Local governments in places such as Kaufman County, which borders Dallas, say they will oppose any attempt by federal authorities to house the children in their areas.
“None of us want to be harmful to kids. That’s not what we are about as a county, but on the other hand we want to make sure that the children we have here and the citizens that we have living in our county are protected as well,” Kaufman County Judge Bruce Wood told broadcaster WFAA-TV.
Jenkins strongly disagrees.
“We don’t have to solve the border crisis to show compassion to scared children who are alone,” Jenkins told Reuters.
While there has been no major polling done for the Dallas race, Jenkins has a huge lead in fundraising against his Republican opponent, taking in about 11 times more money, according to campaign finances data compiled by the Dallas Morning News.
His plan has united religious leaders in the county, who have used sermons to try to sway sometimes skeptical parishioners.
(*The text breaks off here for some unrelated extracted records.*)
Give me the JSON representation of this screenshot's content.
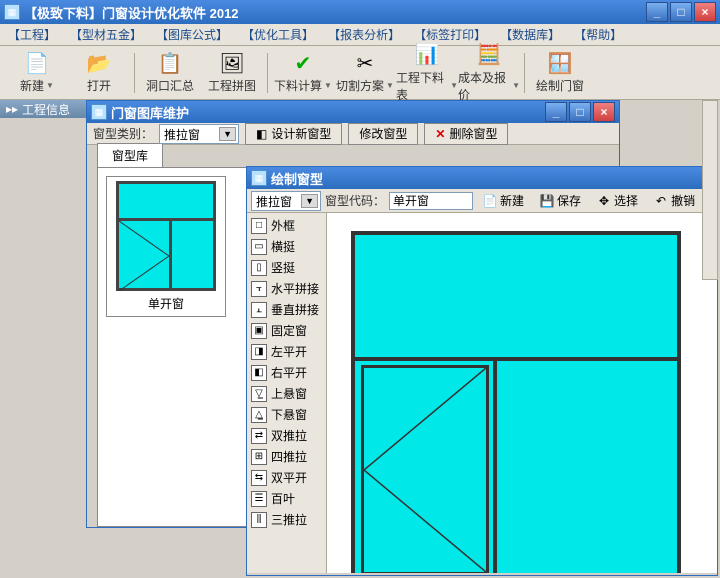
{
  "main": {
    "title": "【极致下料】门窗设计优化软件 2012",
    "menu": [
      "【工程】",
      "【型材五金】",
      "【图库公式】",
      "【优化工具】",
      "【报表分析】",
      "【标签打印】",
      "【数据库】",
      "【帮助】"
    ],
    "tools": [
      {
        "icon": "📄",
        "label": "新建",
        "dd": true
      },
      {
        "icon": "📂",
        "label": "打开",
        "dd": false
      },
      {
        "icon": "📋",
        "label": "洞口汇总",
        "dd": false
      },
      {
        "icon": "🖼",
        "label": "工程拼图",
        "dd": false
      },
      {
        "icon": "✔",
        "label": "下料计算",
        "dd": true,
        "green": true
      },
      {
        "icon": "✂",
        "label": "切割方案",
        "dd": true
      },
      {
        "icon": "📊",
        "label": "工程下料表",
        "dd": true
      },
      {
        "icon": "🧮",
        "label": "成本及报价",
        "dd": true
      },
      {
        "icon": "🪟",
        "label": "绘制门窗",
        "dd": false
      }
    ],
    "leftpane_title": "工程信息"
  },
  "libwin": {
    "title": "门窗图库维护",
    "type_label": "窗型类别：",
    "type_value": "推拉窗",
    "btn_design": "设计新窗型",
    "btn_modify": "修改窗型",
    "btn_delete": "删除窗型",
    "tab": "窗型库",
    "thumb_name": "单开窗"
  },
  "draw": {
    "title": "绘制窗型",
    "code_label": "窗型代码：",
    "code_value": "单开窗",
    "btn_new": "新建",
    "btn_save": "保存",
    "btn_select": "选择",
    "btn_undo": "撤销",
    "type_value": "推拉窗",
    "tools": [
      "外框",
      "横挺",
      "竖挺",
      "水平拼接",
      "垂直拼接",
      "固定窗",
      "左平开",
      "右平开",
      "上悬窗",
      "下悬窗",
      "双推拉",
      "四推拉",
      "双平开",
      "百叶",
      "三推拉"
    ]
  }
}
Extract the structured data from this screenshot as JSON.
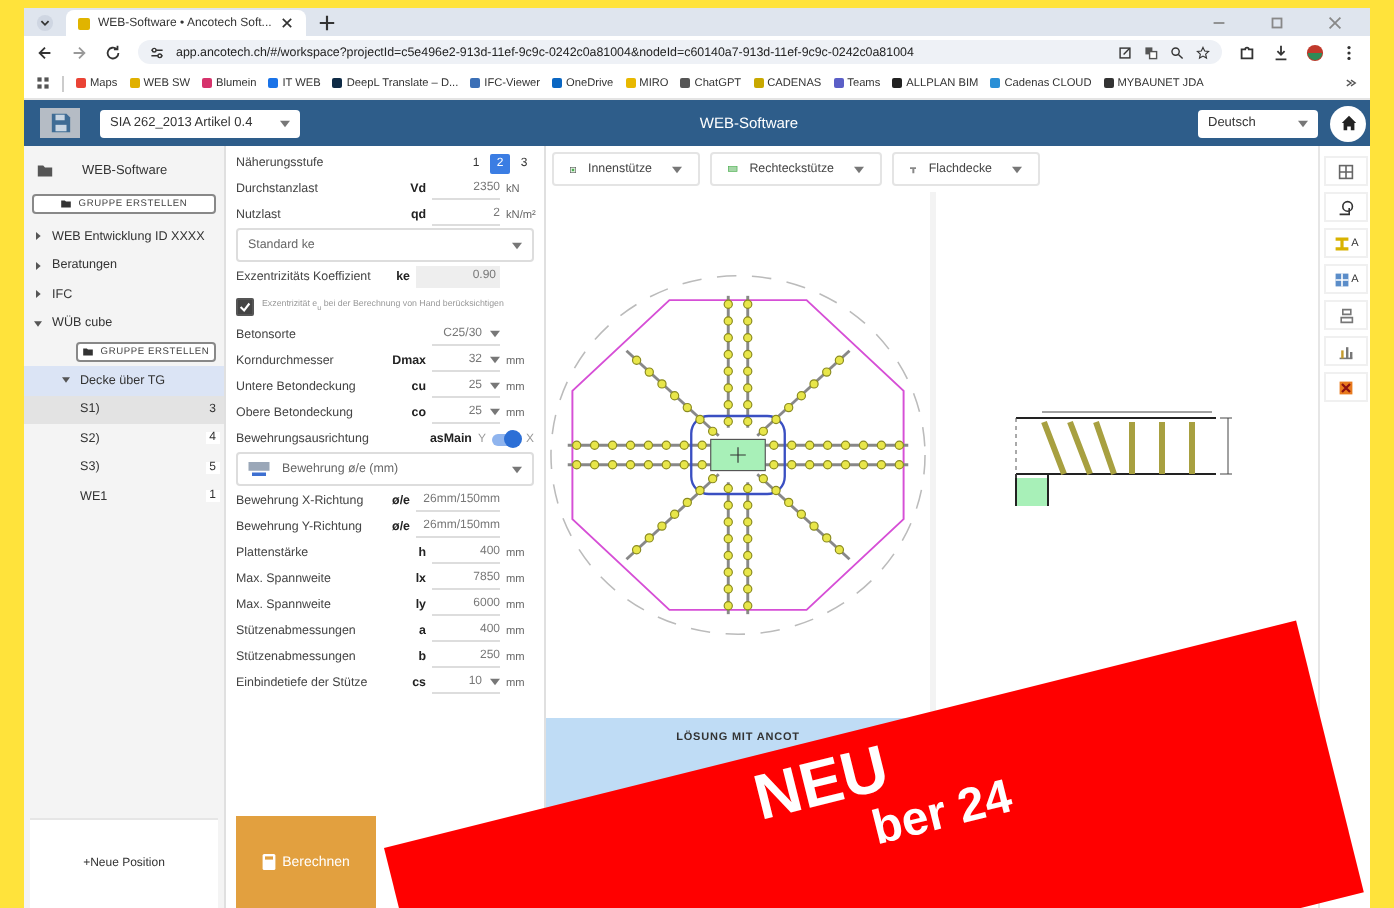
{
  "browser": {
    "tab_title": "WEB-Software • Ancotech Soft...",
    "url": "app.ancotech.ch/#/workspace?projectId=c5e496e2-913d-11ef-9c9c-0242c0a81004&nodeId=c60140a7-913d-11ef-9c9c-0242c0a81004",
    "bookmarks": [
      {
        "label": "Maps",
        "color": "#ea4335"
      },
      {
        "label": "WEB SW",
        "color": "#e0b000"
      },
      {
        "label": "Blumein",
        "color": "#d6336c"
      },
      {
        "label": "IT WEB",
        "color": "#1a73e8"
      },
      {
        "label": "DeepL Translate – D...",
        "color": "#0f2b46"
      },
      {
        "label": "IFC-Viewer",
        "color": "#3b6fb6"
      },
      {
        "label": "OneDrive",
        "color": "#0a66c2"
      },
      {
        "label": "MIRO",
        "color": "#e8b800"
      },
      {
        "label": "ChatGPT",
        "color": "#555555"
      },
      {
        "label": "CADENAS",
        "color": "#c8a800"
      },
      {
        "label": "Teams",
        "color": "#5b5fc7"
      },
      {
        "label": "ALLPLAN BIM",
        "color": "#222222"
      },
      {
        "label": "Cadenas CLOUD",
        "color": "#2a8fd6"
      },
      {
        "label": "MYBAUNET JDA",
        "color": "#333333"
      }
    ]
  },
  "header": {
    "project": "SIA 262_2013 Artikel 0.4",
    "title": "WEB-Software",
    "language": "Deutsch"
  },
  "sidebar": {
    "title": "WEB-Software",
    "create_button": "GRUPPE ERSTELLEN",
    "tree": [
      {
        "kind": "group",
        "label": "WEB Entwicklung ID XXXX",
        "expanded": false,
        "selected": false
      },
      {
        "kind": "group",
        "label": "Beratungen",
        "expanded": false,
        "selected": false
      },
      {
        "kind": "group",
        "label": "IFC",
        "expanded": false,
        "selected": false
      },
      {
        "kind": "group",
        "label": "WÜB cube",
        "expanded": true,
        "selected": false,
        "children": [
          {
            "kind": "button",
            "label": "GRUPPE ERSTELLEN"
          },
          {
            "kind": "group",
            "label": "Decke über TG",
            "expanded": true,
            "selected": true,
            "children": [
              {
                "kind": "position",
                "label": "S1)",
                "count": "3",
                "selected": true
              },
              {
                "kind": "position",
                "label": "S2)",
                "count": "4",
                "selected": false
              },
              {
                "kind": "position",
                "label": "S3)",
                "count": "5",
                "selected": false
              },
              {
                "kind": "position",
                "label": "WE1",
                "count": "1",
                "selected": false
              }
            ]
          }
        ]
      }
    ],
    "new_button": "+Neue Position"
  },
  "form": {
    "rows": [
      {
        "kind": "stepper",
        "label": "Näherungsstufe",
        "steps": [
          {
            "label": "1",
            "selected": false
          },
          {
            "label": "2",
            "selected": true
          },
          {
            "label": "3",
            "selected": false
          }
        ]
      },
      {
        "kind": "value",
        "label": "Durchstanzlast",
        "symbol": "Vd",
        "value": "2350",
        "unit": "kN"
      },
      {
        "kind": "value",
        "label": "Nutzlast",
        "symbol": "qd",
        "value": "2",
        "unit": "kN/m²"
      },
      {
        "kind": "select",
        "value": "Standard ke"
      },
      {
        "kind": "value",
        "label": "Exzentrizitäts Koeffizient",
        "symbol": "ke",
        "value": "0.90",
        "disabled": true
      },
      {
        "kind": "checkbox",
        "label": "Exzentrizität e$_{u}$ bei der Berechnung von Hand berücksichtigen",
        "checked": true
      },
      {
        "kind": "value",
        "label": "Betonsorte",
        "value": "C25/30",
        "dropdown": true
      },
      {
        "kind": "value",
        "label": "Korndurchmesser",
        "symbol": "Dmax",
        "value": "32",
        "unit": "mm",
        "dropdown": true
      },
      {
        "kind": "value",
        "label": "Untere Betondeckung",
        "symbol": "cu",
        "value": "25",
        "unit": "mm",
        "dropdown": true
      },
      {
        "kind": "value",
        "label": "Obere Betondeckung",
        "symbol": "co",
        "value": "25",
        "unit": "mm",
        "dropdown": true
      },
      {
        "kind": "toggle",
        "label": "Bewehrungsausrichtung",
        "symbol": "asMain",
        "left": "Y",
        "right": "X",
        "on": true
      },
      {
        "kind": "select",
        "value": "Bewehrung ø/e (mm)",
        "icon": true
      },
      {
        "kind": "value",
        "label": "Bewehrung X-Richtung",
        "symbol": "ø/e",
        "value": "26mm/150mm"
      },
      {
        "kind": "value",
        "label": "Bewehrung Y-Richtung",
        "symbol": "ø/e",
        "value": "26mm/150mm"
      },
      {
        "kind": "value",
        "label": "Plattenstärke",
        "symbol": "h",
        "value": "400",
        "unit": "mm"
      },
      {
        "kind": "value",
        "label": "Max. Spannweite",
        "symbol": "lx",
        "value": "7850",
        "unit": "mm"
      },
      {
        "kind": "value",
        "label": "Max. Spannweite",
        "symbol": "ly",
        "value": "6000",
        "unit": "mm"
      },
      {
        "kind": "value",
        "label": "Stützenabmessungen",
        "symbol": "a",
        "value": "400",
        "unit": "mm"
      },
      {
        "kind": "value",
        "label": "Stützenabmessungen",
        "symbol": "b",
        "value": "250",
        "unit": "mm"
      },
      {
        "kind": "value",
        "label": "Einbindetiefe der Stütze",
        "symbol": "cs",
        "value": "10",
        "unit": "mm",
        "dropdown": true
      }
    ],
    "calculate_button": "Berechnen"
  },
  "toolbar": [
    {
      "label": "Innenstütze",
      "kind": "column"
    },
    {
      "label": "Rechteckstütze",
      "kind": "rect"
    },
    {
      "label": "Flachdecke",
      "kind": "slab"
    }
  ],
  "solution_bar": "LÖSUNG MIT ANCOT",
  "side_tools": [
    {
      "kind": "grid"
    },
    {
      "kind": "shape"
    },
    {
      "kind": "beam",
      "label": "A"
    },
    {
      "kind": "table",
      "label": "A"
    },
    {
      "kind": "split"
    },
    {
      "kind": "chart"
    },
    {
      "kind": "delete"
    }
  ],
  "banner": {
    "title": "NEU",
    "subtitle": "ber 24"
  }
}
But it has also created a backlash among some who see it as a foolhardy idea that will cause harm to the region.
“We are setting the welfare of others outside our nation above our own citizens, who should be No. 1 and first in line to receive benefits,” wrote Eric Hansen in the Dallas Morning News.
On a recent July day, Jenkins went door-to-door in the surrounding neighborhoods of the proposed shelters and said he was “overwhelmed” by the positive response from residents after explaining the federal government would be footing the bill and that the migrant children would not be wandering around.
“To tell these children that no one cares, and you must go home without due process, that’s not only immoral, un-Godly, unkind, un-feeling, un-Texas, unforgivable – we will be judged,” Dallas resident Eulaine Hall said at a Dallas County Commissioners meeting in early July.